I have always had a persistent worry about the ultimate validity of treating the empirical likelihood as a genuine likelihood, from the fact that it is the result of an optimisation problem to the issue that the approximate empirical distribution has a finite (data-dependent) support, hence is completely orthogonal to the true distribution. And to the one that the likelihood function is zero outside the convex hull of the defining equations…(For one thing, this empirical likelihood is always bounded by one but this may be irrelevant after all!)
The computational difficulty in handling the empirical likelihood starts with its support. Eliminating values of the parameter for which this empirical likelihood is zero amounts to checking whether zero belongs to the above convex hull. A hard (NP hard?) problem. (Although I do not understand why the authors dismiss the token observations of Owen and others. The argument that Bayesian analysis does more than maximising a likelihood seems to confuse the empirical likelihood as a product of a maximisation step with the empirical likelihood as a function of the parameter that can be used as any other function.)

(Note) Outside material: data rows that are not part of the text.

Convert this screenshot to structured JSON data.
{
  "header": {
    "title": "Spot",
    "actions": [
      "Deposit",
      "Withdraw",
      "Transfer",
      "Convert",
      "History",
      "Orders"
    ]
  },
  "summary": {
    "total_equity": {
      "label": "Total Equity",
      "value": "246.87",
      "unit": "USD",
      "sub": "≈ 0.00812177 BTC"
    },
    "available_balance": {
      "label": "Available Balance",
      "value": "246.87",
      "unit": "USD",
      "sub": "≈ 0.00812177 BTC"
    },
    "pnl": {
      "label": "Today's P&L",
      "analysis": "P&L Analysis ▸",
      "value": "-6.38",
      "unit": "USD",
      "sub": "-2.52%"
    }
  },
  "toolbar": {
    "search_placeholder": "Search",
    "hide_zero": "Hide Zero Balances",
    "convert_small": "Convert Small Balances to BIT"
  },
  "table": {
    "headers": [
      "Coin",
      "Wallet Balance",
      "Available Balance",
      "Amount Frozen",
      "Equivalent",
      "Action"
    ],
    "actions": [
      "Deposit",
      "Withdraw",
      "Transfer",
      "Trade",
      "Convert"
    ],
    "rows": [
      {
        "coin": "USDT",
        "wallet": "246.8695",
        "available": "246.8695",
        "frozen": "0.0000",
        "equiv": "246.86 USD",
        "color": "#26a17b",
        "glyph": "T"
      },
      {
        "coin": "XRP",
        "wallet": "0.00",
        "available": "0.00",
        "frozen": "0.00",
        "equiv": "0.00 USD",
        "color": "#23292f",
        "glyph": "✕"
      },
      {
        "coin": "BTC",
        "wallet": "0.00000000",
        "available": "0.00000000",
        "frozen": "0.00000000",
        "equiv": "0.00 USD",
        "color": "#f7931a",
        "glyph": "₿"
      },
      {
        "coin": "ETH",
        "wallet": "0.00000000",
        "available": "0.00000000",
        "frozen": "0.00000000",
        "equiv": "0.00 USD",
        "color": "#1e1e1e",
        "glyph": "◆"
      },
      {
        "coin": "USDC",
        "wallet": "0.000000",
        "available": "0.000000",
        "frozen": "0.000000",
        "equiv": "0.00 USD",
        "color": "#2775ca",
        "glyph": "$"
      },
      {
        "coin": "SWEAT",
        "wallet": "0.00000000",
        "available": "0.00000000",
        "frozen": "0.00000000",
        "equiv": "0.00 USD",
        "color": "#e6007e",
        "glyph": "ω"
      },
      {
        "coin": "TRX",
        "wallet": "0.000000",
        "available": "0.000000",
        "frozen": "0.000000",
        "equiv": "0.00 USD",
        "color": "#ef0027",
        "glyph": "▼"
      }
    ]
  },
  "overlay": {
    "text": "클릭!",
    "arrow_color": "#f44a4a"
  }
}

In the simple regression example (pp.297-299), I find the choice of the moment constraints puzzling, in that they address the mean of the white noise (zero) and the covariance with the regressors (zero too). Puzzling because my definition of the regression model is conditional on the regressors and hence does not imply anything on their distribution. In a sense this is another model. But I also note that the approach focus on the distribution of the reconstituted white noises, as we did in the PNAS paper. (The three examples processed in the paper are all simple and could be processed by regular MCMC, thus making the preliminary step of calling for an empirical likelihood somewhat artificial unless I missed the motivation. The paper also does not seem to discuss the impact of the choice of the moment constraints or the computing constraints involved by a function that is itself the result of a maximisation problem.)
A significant part of the paper is dedicated to the optimisation problem and the exclusion of the points on the boundary. Which sounds like a non-problem in continuous settings. However, this appears to be of importance for running an HMC as it cannot evade the support (without token observations). On principle, HMC should not leave this support since the gradient diverges at the boundary, but in practice the leapfrog approximation may lead the path outside. I would have (naïvely?) suggested to reject moves when this happens and start again but the authors consider that proper choices of the calibration factors of HMC can avoid this problem. Which seems to induce a practical issue by turning the algorithm into an adaptive version.
As a last point, I would have enjoyed seeing a comparison of the performances against our (A)BCel version, which would have been straightforward to implement in the simple examples handled by the paper. (This could be a neat undergraduate project for next year!)